Winsoul Capital's analysis shows that with the continuous evolution and upgrading of large-scale AI models, the requirements for the versatility of AI chips are also increasing. Due to the increasing demand for hardware performance, the market space for dedicated chips is shrinking and gradually being eliminated from the market. Due to the need to re-adapt to different models and application scenarios, the DSA (Domain-Specific Architecture) of application-specific integrated circuits (ASICs) is not universal, which makes it difficult to deploy on a large scale and is not cost-effective. In addition, there are many kinds of algorithms in the DSA architecture, which makes it difficult for the application layer to build a unified ecosystem, forming a strong ecological barrier.
At the same time, GPUs have become the mainstream choice of AI computing chips because of their ability to meet a variety of large-scale model computing needs, wide range of applications, short development cycle, ability to mass production to reduce costs, strong parallel computing capabilities, and the existence of software optimization space and a general platform CUDA, which can meet diverse functional requirements.
Winsoul Capital further pointed out that the evolution of large models from convolutional neural networks (CNNs) to Transformer models continues, putting forward higher requirements for the versatility of AI chips. Whether the hardware can continue to be compatible with the iterative upgrade of various large models has become an important criterion for measuring its performance. According to 2023 data, 65% of the world's AI servers use GPU architecture chips, indicating that CPU architecture may become the dominant architecture in the future.
Figure: GPU has become the mainstream architecture of AI computing chips
NVIDIA first proposed the concept of GPU in 1999 and launched the GeForce256 graphics processing chip, marking the development of GPU from a single graphics display accelerator to a technology widely used in multiple fields such as graphics rendering, data analysis, and scientific computing. In the GPU market, Nvidia occupies more than 80% of the market share. Nvidia is able to maintain its position as an industry leader because it has world-leading computing power at the hardware level, and through the combination with the software platform CUDA, it provides customers with model training and inference effects that go beyond the performance of a single hardware.
Figure: Global AI server market landscape in 2023
Under policy sanctions, NVIDIA's high-performance GPU chips urgently need domestic substitution
Due to the new control measures implemented by the United States on the export of AI chips, especially restrictions on high-performance AI chip products such as Nvidia's A100 and H100. Under the sanction of the policy, China cannot import Nvidia's high-performance GPU chips, which leads to the urgent demand for domestic high-performance GPUs, and also provides opportunities for the development of domestic GPUs. Driven by policy support and market demand, the domestic GPU industry is developing rapidly. Domestic GPU manufacturers have launched relatively mature products in the fields of graphics rendering and high-performance computing, and continue to catch up with mainstream products in the industry in terms of performance. Most domestic GPU manufacturers are compatible with NVIDIA CUDA to integrate into the large ecosystem and realize client import.

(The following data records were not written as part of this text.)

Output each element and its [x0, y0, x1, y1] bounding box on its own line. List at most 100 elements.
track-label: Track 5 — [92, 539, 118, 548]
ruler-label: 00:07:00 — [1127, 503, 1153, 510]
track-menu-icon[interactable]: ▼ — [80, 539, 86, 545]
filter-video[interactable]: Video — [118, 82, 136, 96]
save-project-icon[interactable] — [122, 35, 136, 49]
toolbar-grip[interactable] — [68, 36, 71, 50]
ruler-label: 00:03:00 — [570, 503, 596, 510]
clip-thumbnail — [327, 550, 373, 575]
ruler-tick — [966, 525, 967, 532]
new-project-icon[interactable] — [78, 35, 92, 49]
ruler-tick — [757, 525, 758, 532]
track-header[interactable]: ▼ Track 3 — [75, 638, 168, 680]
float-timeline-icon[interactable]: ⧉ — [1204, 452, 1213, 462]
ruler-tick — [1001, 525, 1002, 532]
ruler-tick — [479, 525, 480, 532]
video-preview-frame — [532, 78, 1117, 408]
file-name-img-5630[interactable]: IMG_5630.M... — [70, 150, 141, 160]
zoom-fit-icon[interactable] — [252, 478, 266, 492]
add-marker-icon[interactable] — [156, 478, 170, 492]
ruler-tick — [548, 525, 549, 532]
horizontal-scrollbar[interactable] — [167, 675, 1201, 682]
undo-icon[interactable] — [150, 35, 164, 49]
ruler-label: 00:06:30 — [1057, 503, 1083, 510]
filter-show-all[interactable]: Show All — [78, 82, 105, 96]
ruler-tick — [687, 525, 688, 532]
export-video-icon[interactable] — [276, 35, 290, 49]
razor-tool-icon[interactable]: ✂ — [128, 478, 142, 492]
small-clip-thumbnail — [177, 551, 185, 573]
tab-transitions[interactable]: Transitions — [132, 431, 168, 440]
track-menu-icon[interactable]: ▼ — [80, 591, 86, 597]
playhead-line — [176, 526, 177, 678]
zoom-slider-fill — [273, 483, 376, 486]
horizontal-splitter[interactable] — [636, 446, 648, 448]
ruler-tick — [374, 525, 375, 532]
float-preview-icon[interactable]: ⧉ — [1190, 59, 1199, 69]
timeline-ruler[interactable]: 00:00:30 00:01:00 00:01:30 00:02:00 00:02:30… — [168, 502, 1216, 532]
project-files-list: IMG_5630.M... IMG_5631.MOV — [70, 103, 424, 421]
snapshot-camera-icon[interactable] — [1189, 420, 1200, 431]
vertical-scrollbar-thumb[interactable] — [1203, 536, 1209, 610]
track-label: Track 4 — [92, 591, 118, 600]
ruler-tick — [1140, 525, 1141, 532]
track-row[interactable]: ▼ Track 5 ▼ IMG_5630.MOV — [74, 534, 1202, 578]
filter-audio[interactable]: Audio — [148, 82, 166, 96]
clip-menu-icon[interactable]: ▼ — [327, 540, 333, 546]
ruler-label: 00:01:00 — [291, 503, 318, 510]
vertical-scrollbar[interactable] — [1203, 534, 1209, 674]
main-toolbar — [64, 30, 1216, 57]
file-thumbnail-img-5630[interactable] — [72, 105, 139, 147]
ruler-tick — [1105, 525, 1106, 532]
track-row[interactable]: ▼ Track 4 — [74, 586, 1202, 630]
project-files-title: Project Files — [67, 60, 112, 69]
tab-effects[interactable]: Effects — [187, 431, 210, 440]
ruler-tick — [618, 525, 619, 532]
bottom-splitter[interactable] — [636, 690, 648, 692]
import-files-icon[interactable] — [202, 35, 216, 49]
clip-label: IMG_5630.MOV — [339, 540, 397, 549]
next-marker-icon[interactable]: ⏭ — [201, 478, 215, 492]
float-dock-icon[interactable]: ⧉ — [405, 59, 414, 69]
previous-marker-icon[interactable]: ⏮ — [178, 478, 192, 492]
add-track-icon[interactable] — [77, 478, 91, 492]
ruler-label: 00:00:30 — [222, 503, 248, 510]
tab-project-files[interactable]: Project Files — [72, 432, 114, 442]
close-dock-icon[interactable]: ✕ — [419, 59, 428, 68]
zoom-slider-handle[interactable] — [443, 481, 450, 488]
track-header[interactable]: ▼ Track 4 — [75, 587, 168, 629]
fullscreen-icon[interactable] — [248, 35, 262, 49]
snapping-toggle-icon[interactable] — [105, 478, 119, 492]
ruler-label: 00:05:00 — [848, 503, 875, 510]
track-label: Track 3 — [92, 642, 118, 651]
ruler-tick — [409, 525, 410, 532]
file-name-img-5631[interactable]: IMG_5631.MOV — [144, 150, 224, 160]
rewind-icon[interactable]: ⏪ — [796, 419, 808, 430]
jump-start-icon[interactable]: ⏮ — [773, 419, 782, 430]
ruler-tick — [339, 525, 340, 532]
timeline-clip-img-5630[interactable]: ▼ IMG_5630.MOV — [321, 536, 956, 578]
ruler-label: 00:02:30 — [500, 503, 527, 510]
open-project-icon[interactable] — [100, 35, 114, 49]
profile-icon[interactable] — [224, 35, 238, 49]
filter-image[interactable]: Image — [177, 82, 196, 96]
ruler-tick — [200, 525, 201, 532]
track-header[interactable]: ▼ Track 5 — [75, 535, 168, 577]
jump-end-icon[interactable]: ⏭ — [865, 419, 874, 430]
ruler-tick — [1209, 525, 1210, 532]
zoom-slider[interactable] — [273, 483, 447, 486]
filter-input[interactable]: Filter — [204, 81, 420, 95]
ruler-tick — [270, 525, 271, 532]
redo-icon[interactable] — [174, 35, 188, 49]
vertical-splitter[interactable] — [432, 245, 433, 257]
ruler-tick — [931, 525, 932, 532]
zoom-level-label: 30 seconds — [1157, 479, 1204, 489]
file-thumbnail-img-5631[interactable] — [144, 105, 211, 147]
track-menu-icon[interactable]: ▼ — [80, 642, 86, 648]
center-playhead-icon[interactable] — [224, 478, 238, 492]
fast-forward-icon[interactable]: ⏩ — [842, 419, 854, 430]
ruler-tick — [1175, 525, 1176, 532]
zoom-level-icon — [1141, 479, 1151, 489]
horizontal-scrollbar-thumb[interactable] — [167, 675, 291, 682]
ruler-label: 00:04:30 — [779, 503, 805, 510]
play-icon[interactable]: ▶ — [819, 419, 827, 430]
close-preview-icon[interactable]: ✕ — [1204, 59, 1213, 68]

Figure: Domestic GPUs usher in substitution opportunities
The era of hybrid AI is coming, and AI computing at the edge and on the device is ushering in rapid development
From the rhythm of commercial maturity, cloud model training and inference take precedence, and the subsequent computing power demand of the edge end is greater, driving the growth of demand for edge inference chips. With the continuous maturity of AI technology, the focus of AI processing is gradually shifting to the edge, and the era of hybrid AI has arrived, and edge/device AI computing has ushered in rapid development, and significant progress has been made in terms of market size, technological progress, application scenarios, and market demand. Hybrid AI refers to the collaboration between terminal devices and cloud servers to reasonably allocate AI computing tasks according to specific scenarios and times to provide a better user experience and make efficient use of computing resources. According to statistics, the scale of China's end-to-end AI market will reach 193.9 billion yuan in 2023 and is expected to reach 1,907.1 billion yuan in 2028, with an average annual compound growth rate of 58%. According to statistics from IoT Think Tank, the proportion of AI-enabled cellular IoT modules in 2023 was 2%, and this proportion is expected to increase to 9% by 2027, with a compound annual growth rate (CAGR) of 73% in shipments.
Figure: With the advent of the hybrid AI era, edge AI computing is ushering in rapid development
The AI era requires energy-efficient and low-cost integrated storage and computing technologies
In the AI era, the demand for computing power has soared, and the "storage wall" needs to be solved urgently, and the integration of storage and computing has broken through the limitations of the "storage wall", greatly improving computing efficiency and reducing power consumption. With the development of AIOT, the demand for edge AI for intelligent IoT devices is becoming more and more urgent
In the scenario of small computing power, the integrated storage and computing chip will usher in strong demand. With the maturity of technology, the integration of storage and computing in large computing power scenarios is also accelerating, and typical near-memory computing such as HBM and the main chip are connected at the same interposer layer, which effectively improves bandwidth and reduces energy consumption, and is being used more and more.